In effetti, consideriamo l’enunciato modale “E’ possibile che chi è seduto cammini”. Se questo
enunciato modale è considerato in sensu composito può essere scritto, ponendo ‘f = ‘essere
seduto’, come
◊ ( ∃ x)[fx∧¬fx]
che è falso. Se, invece, viene considerato in sensu diviso può essere scritto come
( ∃ x)[fx∧◊(¬fx)]
che è vero.
Questa distinzione, la cui terminologia è dovuta ad Abelardo, non è detto che sia la stessa
che sussiste fra modalità de dicto e de re, anche se ci sono casi in cui ciò accade. Per afferrare la
posizione di coloro che sostengono la differenza fra le due coppie, consideriamo l’enunciato
modale “E’ possibile che Socrate sia calvo e non calvo”. Se lo interpretiamo de dicto, diventa “E’
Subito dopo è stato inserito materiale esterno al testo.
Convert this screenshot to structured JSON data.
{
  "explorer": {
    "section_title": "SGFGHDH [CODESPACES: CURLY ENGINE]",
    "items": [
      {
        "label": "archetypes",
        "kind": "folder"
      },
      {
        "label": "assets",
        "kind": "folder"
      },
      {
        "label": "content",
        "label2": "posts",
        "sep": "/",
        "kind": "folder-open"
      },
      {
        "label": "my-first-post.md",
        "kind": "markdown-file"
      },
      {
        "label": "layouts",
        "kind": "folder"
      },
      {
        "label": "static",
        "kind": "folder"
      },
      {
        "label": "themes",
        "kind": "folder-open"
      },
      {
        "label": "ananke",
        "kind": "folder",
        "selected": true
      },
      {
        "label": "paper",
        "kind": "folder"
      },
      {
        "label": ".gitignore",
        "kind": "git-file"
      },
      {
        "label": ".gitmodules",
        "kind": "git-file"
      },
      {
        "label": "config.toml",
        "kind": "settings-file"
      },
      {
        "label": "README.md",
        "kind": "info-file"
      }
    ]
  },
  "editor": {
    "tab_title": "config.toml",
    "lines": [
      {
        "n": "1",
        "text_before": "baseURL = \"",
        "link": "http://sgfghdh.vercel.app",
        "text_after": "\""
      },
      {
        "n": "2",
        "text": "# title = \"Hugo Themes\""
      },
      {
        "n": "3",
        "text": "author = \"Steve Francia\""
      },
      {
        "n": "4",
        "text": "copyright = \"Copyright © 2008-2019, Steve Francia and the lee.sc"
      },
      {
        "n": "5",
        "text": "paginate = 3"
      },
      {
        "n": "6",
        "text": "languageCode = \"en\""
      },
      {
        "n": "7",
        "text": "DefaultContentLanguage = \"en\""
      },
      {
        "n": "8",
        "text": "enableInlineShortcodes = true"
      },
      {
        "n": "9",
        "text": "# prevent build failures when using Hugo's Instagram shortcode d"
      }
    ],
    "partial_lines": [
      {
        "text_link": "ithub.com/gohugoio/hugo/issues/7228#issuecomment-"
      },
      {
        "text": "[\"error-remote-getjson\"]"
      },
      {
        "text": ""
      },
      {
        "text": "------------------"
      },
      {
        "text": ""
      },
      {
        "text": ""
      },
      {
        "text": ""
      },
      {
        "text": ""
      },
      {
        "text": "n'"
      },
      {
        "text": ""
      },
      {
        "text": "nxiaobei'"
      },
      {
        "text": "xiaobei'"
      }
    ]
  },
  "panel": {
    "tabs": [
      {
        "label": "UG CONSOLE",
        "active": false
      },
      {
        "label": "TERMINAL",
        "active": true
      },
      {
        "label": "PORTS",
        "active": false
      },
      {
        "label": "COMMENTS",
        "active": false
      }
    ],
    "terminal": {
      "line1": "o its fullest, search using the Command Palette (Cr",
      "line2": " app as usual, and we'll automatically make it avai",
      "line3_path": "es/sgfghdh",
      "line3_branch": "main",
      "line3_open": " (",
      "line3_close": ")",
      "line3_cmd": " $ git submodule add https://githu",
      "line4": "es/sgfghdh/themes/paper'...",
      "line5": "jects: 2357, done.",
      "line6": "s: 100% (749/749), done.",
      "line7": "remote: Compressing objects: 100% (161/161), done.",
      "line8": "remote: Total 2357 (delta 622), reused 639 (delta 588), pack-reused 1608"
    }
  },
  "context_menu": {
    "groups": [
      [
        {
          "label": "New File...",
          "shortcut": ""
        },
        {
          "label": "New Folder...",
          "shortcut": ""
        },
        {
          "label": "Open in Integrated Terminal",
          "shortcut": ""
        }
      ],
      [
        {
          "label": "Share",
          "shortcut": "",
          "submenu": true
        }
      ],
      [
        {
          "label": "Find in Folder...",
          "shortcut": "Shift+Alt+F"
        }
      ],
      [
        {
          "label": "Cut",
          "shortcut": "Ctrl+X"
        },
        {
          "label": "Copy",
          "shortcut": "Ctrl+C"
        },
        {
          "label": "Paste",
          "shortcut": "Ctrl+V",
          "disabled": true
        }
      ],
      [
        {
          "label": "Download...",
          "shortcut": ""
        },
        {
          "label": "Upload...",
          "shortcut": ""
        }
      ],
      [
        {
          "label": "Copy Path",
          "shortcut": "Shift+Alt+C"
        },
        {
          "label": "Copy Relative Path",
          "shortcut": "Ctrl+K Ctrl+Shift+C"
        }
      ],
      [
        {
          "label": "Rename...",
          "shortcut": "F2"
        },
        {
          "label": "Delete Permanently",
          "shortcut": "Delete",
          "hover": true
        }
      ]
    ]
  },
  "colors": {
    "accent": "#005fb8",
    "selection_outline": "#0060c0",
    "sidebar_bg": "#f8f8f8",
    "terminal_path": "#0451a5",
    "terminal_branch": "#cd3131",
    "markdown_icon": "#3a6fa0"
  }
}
possibile che (Socrate è calvo e non calvo)”. Ma questo può essere considerato in sensu composito:
“E’ possibile che (Socrate è calvo e non calvo)”, che è falso (in questo caso, l’interpretazione de
dicto e il considerarlo in sensu composito coincidono). Oppure può essere preso in sensu diviso:
“Socrate è (possibilmente calvo) e non calvo”, che è vero.